Immigration and Alienage (Update 2)
IMMIGRATION AND ALIENAGE (Update 2)
The Constitution's silences about immigration and the rights of aliens leave great room for interpretation and contestation. The text does not confer an express immigration power on the federal government. Before the civil war, states often attempted to regulate immigration, directing their police power against the poor, the sick, criminals, and free blacks. After 1875, the Supreme Court began to deny the states' authority, relying variously on Congress's foreign commerce power, its naturalization power, and implied powers of national sovereignty in foreign affairs. The Court's focus on a linkage to foreign affairs has contributed to extreme judicial deference to congressional determinations of substantive immigration policy, even where the constitutional rights of aliens or of citizens are affected.
The bill of rights makes no explicit reference to citizens, noncitizens, or citizenship and terms like "person" and "accused" in the Fifth and Sixth Amendments presumably include aliens as well. In the debates over the Alien Act of 1798, some federalists sought to reserve rights to citizens as the exclusive parties to the constitutional compact. Their Jeffersonian opponents' position, which emphasized the mutuality between subjection to the law and legal rights, has prevailed. Ambiguities remain, however, regarding rights of aliens against extraterritorial government action, and some judges and advocates have sought to reopen the question of the rights of aliens unlawfully present in the United States. In United States v. Verdugo-Urquídez (1990), a majority of the Court held that the fourth amendment did not limit the federal government's power to search the home in Mexico of a nonresident alien. The opinions reflect several different theories about the reach of constitutional rights. Portions of Chief Justice william h. rehnquist's opinion invoked the Fourth Amendment's reference to "the people," a category that he viewed as including lawfully resident aliens, but not aliens outside the United States, and possibly not unlawfully resident aliens. Justice anthony m. kennedy's crucial concurring opinion rejected this textual argument, and adopted instead a flexible due process approach to determining aliens' extraterritorial rights. The dissenting opinions of Justices william j. brennan, jr. , and harry a. blackmun favored extension of the mutuality approach. The fact that the case involved extraterritorial government action deserves repetition; it is well settled, for example, that aliens outside the United States enjoy constitutional protection for their property inside the United States.

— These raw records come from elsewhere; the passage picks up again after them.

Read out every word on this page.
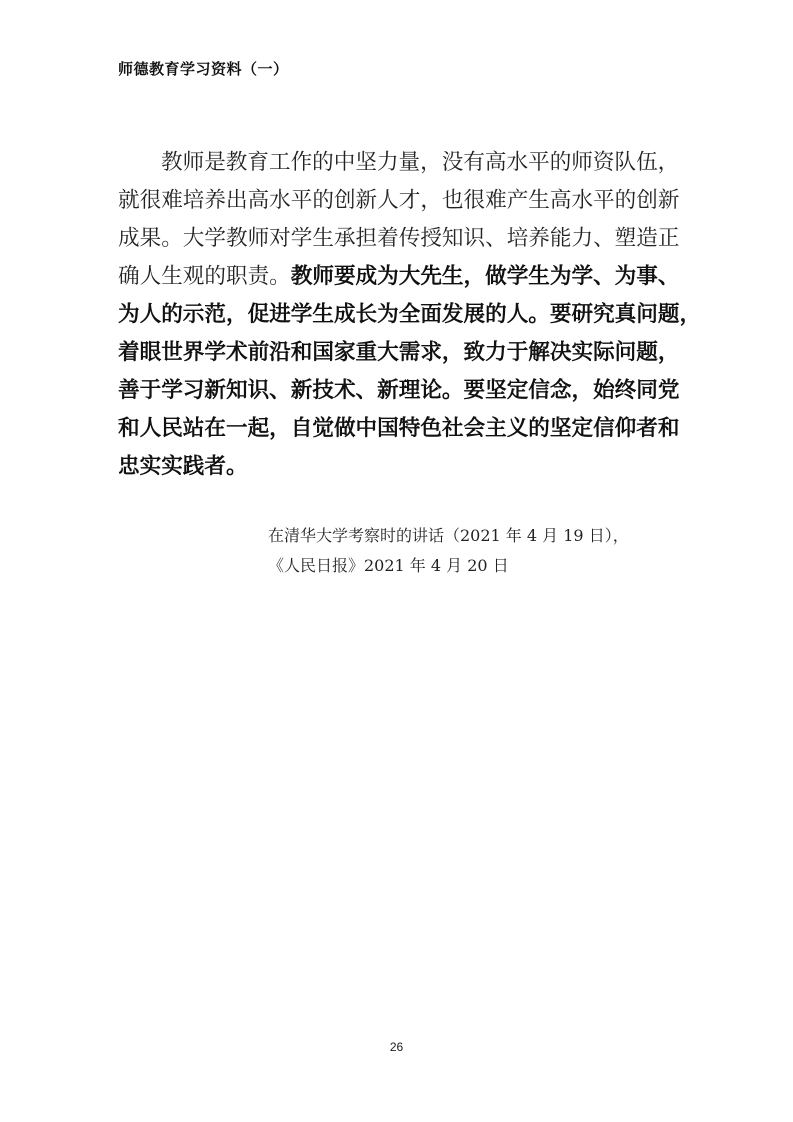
师德教育学习资料（一）
教师是教育工作的中坚力量，没有高水平的师资队伍，
就很难培养出高水平的创新人才，也很难产生高水平的创新
成果。大学教师对学生承担着传授知识、培养能力、塑造正
确人生观的职责。教师要成为大先生，做学生为学、为事、
为人的示范，促进学生成长为全面发展的人。要研究真问题，
着眼世界学术前沿和国家重大需求，致力于解决实际问题，
善于学习新知识、新技术、新理论。要坚定信念，始终同党
和人民站在一起，自觉做中国特色社会主义的坚定信仰者和
忠实实践者。
在清华大学考察时的讲话（2021 年 4 月 19 日），
《人民日报》2021 年 4 月 20 日
26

Earlier predictions that permanent resident aliens were acquiring full social membership or that U.S. citizenship was suffering devaluation required revision after 1996 when Congress passed the illegal immigration reform and immigrant responsibility act. Congress reinvigorated the historical policy against migration of the poor, and drew sharp distinctions between citizens and aliens in eligibility for many government benefits. Congress also authorized the states to draw similar distinctions in their own benefit programs, in a manner that challenged prior Court cases such as graham v. richardson (1971). These changes in benefit policy, and the anti-immigrant atmosphere against which they were enacted, prompted enormous increases in the demand for naturalization. It may be debated in what sense these events restored the value of citizenship.
Gerald L. Neuman
(2000)
Bibliography
Hing, Bill Ong 1998 Don't Give Me Your Tired, Your Poor: Conflicted Immigrant Stories and Welfare Reform. Harvard Civil Rights–Civil Liberties Law Review 33:159–182.
Neuman, Gerald L. 1996 Strangers to the Constitution: Immigrants, Borders, and Fundamental Law. Princeton, N.J.: Princeton University Press.
Schuck, Peter H. 1997 The Re-Evaluation of American Citizenship. Georgetown Immigration Law Journal 12:1–34.